The Peterborough Evening Telegraph
Mayor vows to carry on amid ‘meltdown’ claim
The Mayor of Cambridgeshire and Peterborough Combined Authority (CPCA), Dr Nik Johnson has said he is determined to stay in his job, despite repeated calls for his resignation.
The leader of Peterborough City Council, councillor Wayne Fitzgerald described the situation at the CPCA "in total meltdown”.
Speaking at the CPCA Extraordinary Board Meeting, he said that metro mayor Johnson should "consider stepping down and resigning" because "he is not fit and able to do the job as mayor of the authority."
It comes as the mayor has recently faced calls from some authority members for him to stand down while investigations into unspecified matters took place.
External auditors of the CPCA, Ernst and Young, have now written a letter in which they "have identified a significant weakness in the CPCA’s governance arrangements.”
The letter, written by Associate Partner at EY, Mark Hodgson says: “We have commenced our audit work for the financial year ending 31 March 2022, and we believe this weakness is pervasive as it could lead to a significant impact on the quality or effectiveness of services or on its reputation and could expose the authority to financial risk or loss.”

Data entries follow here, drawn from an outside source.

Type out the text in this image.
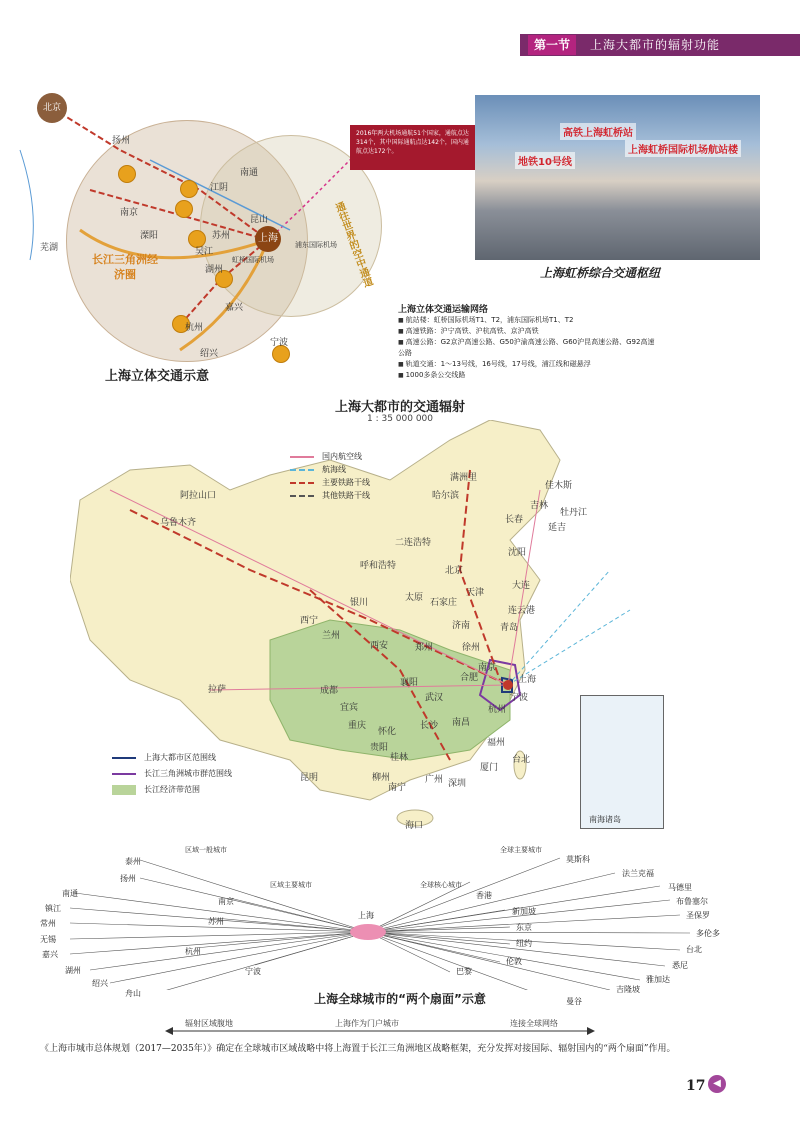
第一节	上海大都市的辐射功能
北京
上海
扬州
南通
江阴
南京
昆山
苏州
吴江
溧阳
芜湖
湖州
嘉兴
宁波
杭州
绍兴
虹桥国际机场
浦东国际机场
长江三角洲经济圈	通往世界的空中通道
2016年两大机场通航51个国家，通航点达314个，其中国际通航点达142个，国内通航点达172个。
上海立体交通示意
高铁上海虹桥站
地铁10号线
上海虹桥国际机场航站楼
上海虹桥综合交通枢纽
上海立体交通运输网络
■ 航站楼：虹桥国际机场T1、T2，浦东国际机场T1、T2
■ 高速铁路：沪宁高铁、沪杭高铁、京沪高铁
■ 高速公路：G2京沪高速公路、G50沪渝高速公路、G60沪昆高速公路、G92高速公路
■ 轨道交通：1～13号线，16号线，17号线，浦江线和磁悬浮
■ 1000多条公交线路
上海大都市的交通辐射
1 : 35 000 000
国内航空线
航海线
主要铁路干线
其他铁路干线
上海大都市区范围线
长江三角洲城市群范围线
长江经济带范围
哈尔滨
佳木斯
牡丹江
长春
延吉
吉林
沈阳
大连
呼和浩特	北京
天津
石家庄
太原
银川
兰州
西宁
乌鲁木齐
阿拉山口
拉萨	成都
重庆
贵阳
昆明
南宁
广州 深圳
海口
长沙
武汉
南昌
福州
厦门
台北
杭州
宁波
上海
南京
合肥
徐州
青岛
济南
郑州
西安
二连浩特
连云港
满洲里
桂林
柳州
怀化
襄阳
宜宾
南海诸岛
上海
区域一般城市
区域主要城市
全球主要城市
全球核心城市
泰州
扬州
南通
镇江
常州
无锡
嘉兴
湖州
绍兴
舟山
南京
苏州
杭州
宁波
莫斯科
法兰克福
马德里
布鲁塞尔
圣保罗
多伦多
台北
悉尼
雅加达
吉隆坡
曼谷
香港
新加坡
东京
纽约
伦敦
巴黎
上海全球城市的“两个扇面”示意
辐射区域腹地	上海作为门户城市	连接全球网络
《上海市城市总体规划（2017—2035年）》确定在全球城市区域战略中将上海置于长江三角洲地区战略框架，充分发挥对接国际、辐射国内的“两个扇面”作用。
17 ◀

Reconvening the CPCA Extraordinary Board Meeting in Huntingdon (8 June) the press and public were excluded for more than five hours while confidential matters were discussed.

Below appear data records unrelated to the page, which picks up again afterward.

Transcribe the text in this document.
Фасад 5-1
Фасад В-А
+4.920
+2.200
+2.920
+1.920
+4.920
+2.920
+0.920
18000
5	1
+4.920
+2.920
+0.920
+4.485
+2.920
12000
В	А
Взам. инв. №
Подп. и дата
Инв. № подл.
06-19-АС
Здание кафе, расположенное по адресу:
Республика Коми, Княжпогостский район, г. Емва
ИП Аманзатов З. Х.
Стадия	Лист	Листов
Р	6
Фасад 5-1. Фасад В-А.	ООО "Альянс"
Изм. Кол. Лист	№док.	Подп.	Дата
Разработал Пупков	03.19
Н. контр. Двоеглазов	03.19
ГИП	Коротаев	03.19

Mayor Johnson then went on to make an impassioned speech in which he made it clear he has no intention of resigning, and that he is in fact very proud to be mayor of the CPCA and will continue to do the job to the best of his ability.
Themayoralsoannounced that Cllr Fitzgerald – who had been removed from his position as deputy mayor of the CPCA two weeks ago – would also be losing his role as Chair of the Governance Committee, and that he himself would take up the chairman’s role.

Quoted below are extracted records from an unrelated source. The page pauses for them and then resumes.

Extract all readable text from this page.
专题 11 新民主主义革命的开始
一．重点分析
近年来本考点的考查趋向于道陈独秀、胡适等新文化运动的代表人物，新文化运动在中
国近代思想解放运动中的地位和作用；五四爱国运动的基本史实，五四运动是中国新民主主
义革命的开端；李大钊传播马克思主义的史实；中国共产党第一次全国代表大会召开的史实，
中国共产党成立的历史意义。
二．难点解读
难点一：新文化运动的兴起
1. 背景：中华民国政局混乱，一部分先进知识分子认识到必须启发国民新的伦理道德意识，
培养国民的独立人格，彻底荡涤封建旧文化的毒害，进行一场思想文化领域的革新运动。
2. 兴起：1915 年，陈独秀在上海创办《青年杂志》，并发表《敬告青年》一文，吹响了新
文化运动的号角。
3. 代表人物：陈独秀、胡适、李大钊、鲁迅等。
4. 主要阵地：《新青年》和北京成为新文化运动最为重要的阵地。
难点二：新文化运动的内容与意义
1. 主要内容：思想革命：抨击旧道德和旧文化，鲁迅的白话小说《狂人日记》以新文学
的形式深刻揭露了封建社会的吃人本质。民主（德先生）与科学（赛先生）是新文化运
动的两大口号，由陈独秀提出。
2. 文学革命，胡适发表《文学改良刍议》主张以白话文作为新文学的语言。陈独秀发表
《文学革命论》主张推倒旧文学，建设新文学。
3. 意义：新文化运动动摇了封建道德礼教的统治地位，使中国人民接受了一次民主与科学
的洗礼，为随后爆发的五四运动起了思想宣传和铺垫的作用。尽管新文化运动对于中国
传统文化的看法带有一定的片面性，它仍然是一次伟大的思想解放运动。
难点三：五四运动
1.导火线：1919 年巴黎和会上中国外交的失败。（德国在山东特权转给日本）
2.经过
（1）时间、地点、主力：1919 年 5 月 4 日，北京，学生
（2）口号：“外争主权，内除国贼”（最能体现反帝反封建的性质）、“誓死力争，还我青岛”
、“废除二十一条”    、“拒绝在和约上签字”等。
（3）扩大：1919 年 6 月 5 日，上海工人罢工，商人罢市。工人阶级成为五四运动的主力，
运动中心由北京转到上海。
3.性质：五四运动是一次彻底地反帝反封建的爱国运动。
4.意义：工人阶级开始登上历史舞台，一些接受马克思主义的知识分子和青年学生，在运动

Cllr Fitzgerald argued that it was simply the latest tactic from mayor Johnson to remove Cllr Fitzgerald from a position where he could challenge the decisions being made and stated that the mayor didn't inform him in advance of the decision made at the meeting.
Mayor Johnson also announced that Cllr Louis Herbert (who replaced Cllr Fitzgerald as deputy mayor on 20 May) would continue in that role for certain meetings, but Cllr Lucy Nethsingha, the leader of Cambridgeshire County Council, would act as a second deputy mayor at other meetings.
The meeting saw the approval of the chairs of committees with mayor Johnson chairing several of them.
Leader of East Cambridgeshire District Council, Cllr Anna Bailey said during the AGM: “There are at least 26 members of staff who have resigned their positions and many, many more that we know of who are in the process of quitting because they simply cannot work with this mayor.
“I am appalled every time I sit at one of these meetings at the way in which this authority is being conducted, and if we are not careful, central government will step in and put an end to it if we don’t get our act together.”
A third and final reconvening of the meeting will conclude the AGM, at a date, and place as yet undetermined.